I’m getting ready for my 20th business anniversary party in July, and I thought it would be fun to hang years worth of old contact sheets from clothespins in the lobby, so I am pulling out all my favorites!  I’m also making centerpieces with glass candle holders, marbles and strips of film.  It’s going to be a tribute to the beginning of my business when I was shooting film, working in my darkroom, printing prints by hand in the dark. Digital photography is 100% completely different. I was trying to explain to my young intern what a contact sheet is- she had never seen one!  I will need to take her to my mom’s and show her my darkroom.  It really was such a magical process seeing images develop in the dark. It’s hard to describe to someone who hasn’t experienced it personally.20160608_8403

Digital changed everything. I have so many notes from clients back in the film days who were raving about how they love their pictures. I still get notes sometimes, but they’re rarely handwritten and usually in an email. Photography doesn’t have the same sense of magic now that it did back then.  Digital is wonderful-  immediate, accessible, and easier. You really had to have mad skills to get great photos with film.  You either got the shot or you didn’t, and you didn’t know for sure until days or weeks later when you got your film back from the lab.  I used to lose sleep wondering how my photos turned out!  Now, when I shoot a wedding, I know that someone who is shooting right next to me is taking the same picture and posting it on Facebook right that second and the bride and groom get to see it immediately. The process of waiting, hoping, and praying you got good pictures, then seeing them as an actual print in your hands, and not on a screen… there is no comparison!  Film photographers were seen as magicians because so few people knew how to do what we did.

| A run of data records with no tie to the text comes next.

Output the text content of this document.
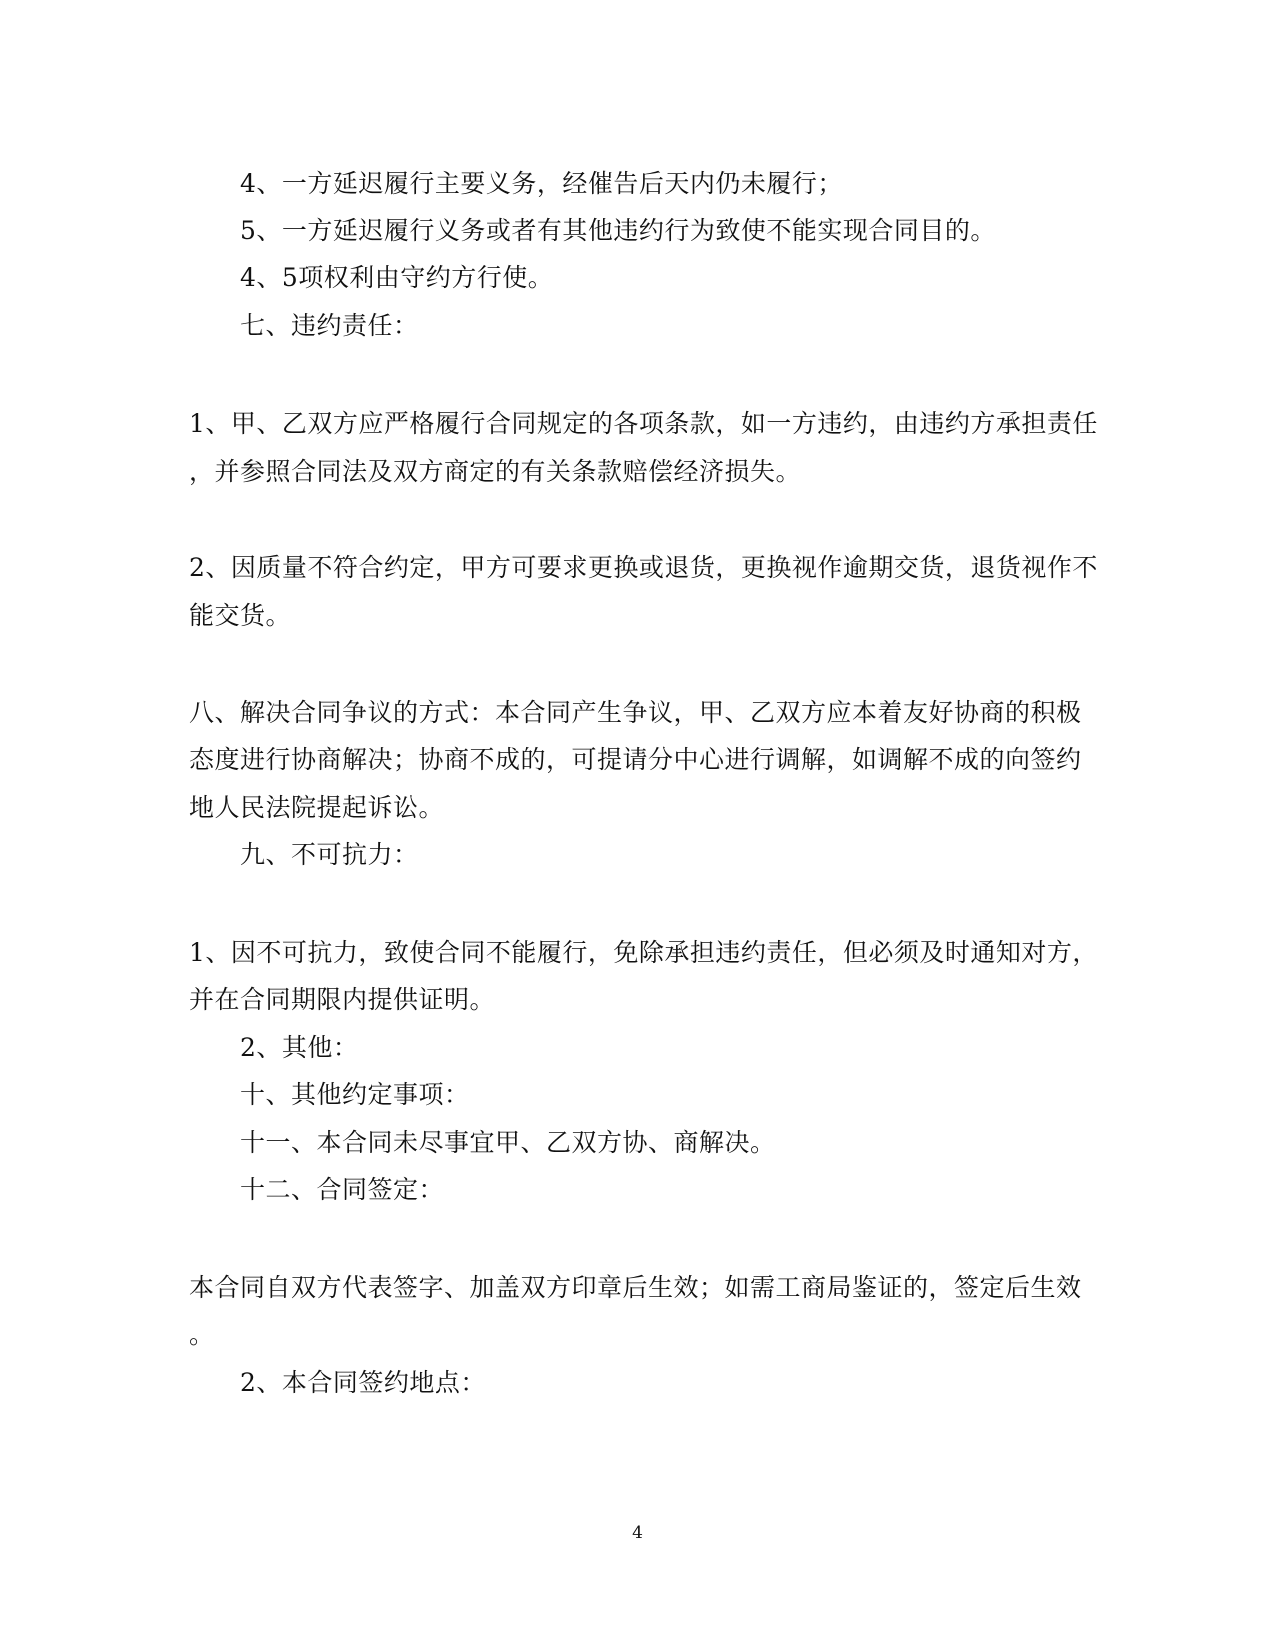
4、一方延迟履行主要义务，经催告后天内仍未履行；
5、一方延迟履行义务或者有其他违约行为致使不能实现合同目的。
4、5项权利由守约方行使。
七、违约责任：
1、甲、乙双方应严格履行合同规定的各项条款，如一方违约，由违约方承担责任
，并参照合同法及双方商定的有关条款赔偿经济损失。
2、因质量不符合约定，甲方可要求更换或退货，更换视作逾期交货，退货视作不
能交货。
八、解决合同争议的方式：本合同产生争议，甲、乙双方应本着友好协商的积极
态度进行协商解决；协商不成的，可提请分中心进行调解，如调解不成的向签约
地人民法院提起诉讼。
九、不可抗力：
1、因不可抗力，致使合同不能履行，免除承担违约责任，但必须及时通知对方，
并在合同期限内提供证明。
2、其他：
十、其他约定事项：
十一、本合同未尽事宜甲、乙双方协、商解决。
十二、合同签定：
本合同自双方代表签字、加盖双方印章后生效；如需工商局鉴证的，签定后生效
。
2、本合同签约地点：
4
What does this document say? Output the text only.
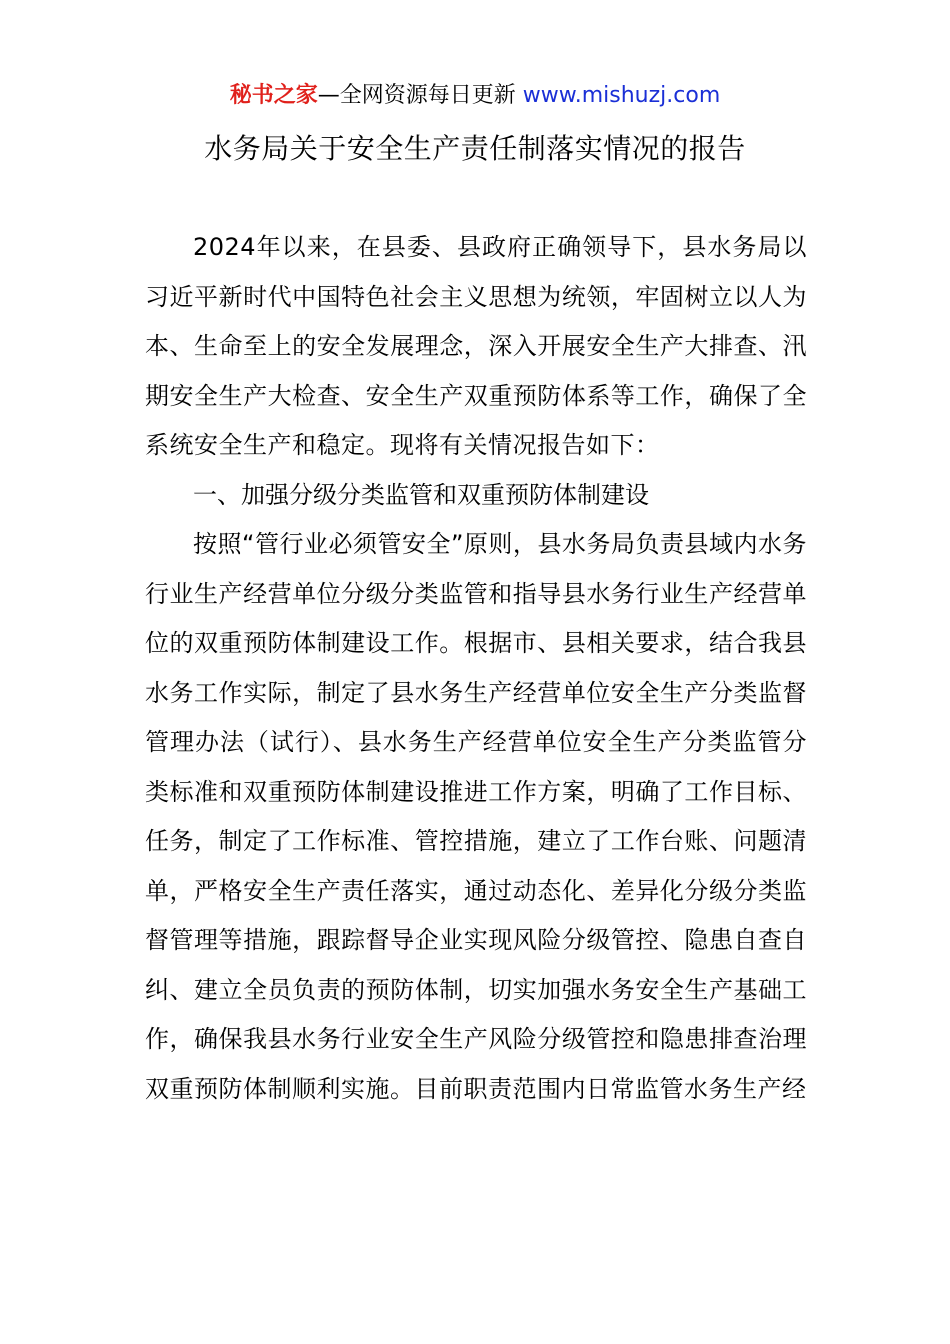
秘书之家—全网资源每日更新 www.mishuzj.com
水务局关于安全生产责任制落实情况的报告

2024年以来，在县委、县政府正确领导下，县水务局以习近平新时代中国特色社会主义思想为统领，牢固树立以人为本、生命至上的安全发展理念，深入开展安全生产大排查、汛期安全生产大检查、安全生产双重预防体系等工作，确保了全系统安全生产和稳定。现将有关情况报告如下：

一、加强分级分类监管和双重预防体制建设

按照“管行业必须管安全”原则，县水务局负责县域内水务行业生产经营单位分级分类监管和指导县水务行业生产经营单位的双重预防体制建设工作。根据市、县相关要求，结合我县水务工作实际，制定了县水务生产经营单位安全生产分类监督管理办法（试行）、县水务生产经营单位安全生产分类监管分类标准和双重预防体制建设推进工作方案，明确了工作目标、任务，制定了工作标准、管控措施，建立了工作台账、问题清单，严格安全生产责任落实，通过动态化、差异化分级分类监督管理等措施，跟踪督导企业实现风险分级管控、隐患自查自纠、建立全员负责的预防体制，切实加强水务安全生产基础工作，确保我县水务行业安全生产风险分级管控和隐患排查治理双重预防体制顺利实施。目前职责范围内日常监管水务生产经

Photography with film was truly an art that we had to learn through trial and error.  It’s so much easier to get good photos with digital. It makes my job easier and  I definitely lose less sleep.  I’m a better photographer now than I ever was because I can experiment more and take artistic risks with lighting and posing.  I can just delete the bad shots, and fix the ones that need help. With film, you had to be so much more selective because every time you clicked the shutter, you pretty much spent $1. The process of retouching was very challenging and expensive.  Now, you can take thousands of photos and not spend a dime!

What has remained the same is capturing the most important moment.  That’s something special that only few photographers can do.  Each photographer sees a situation in a unique way, and selects the most captivating moment to capture.  Lighting, expression, posing, relating to the subject… there are many elements that make a great photo, but being selective and choosing to press the shutter at the magical moment- that’s what makes a great photographer.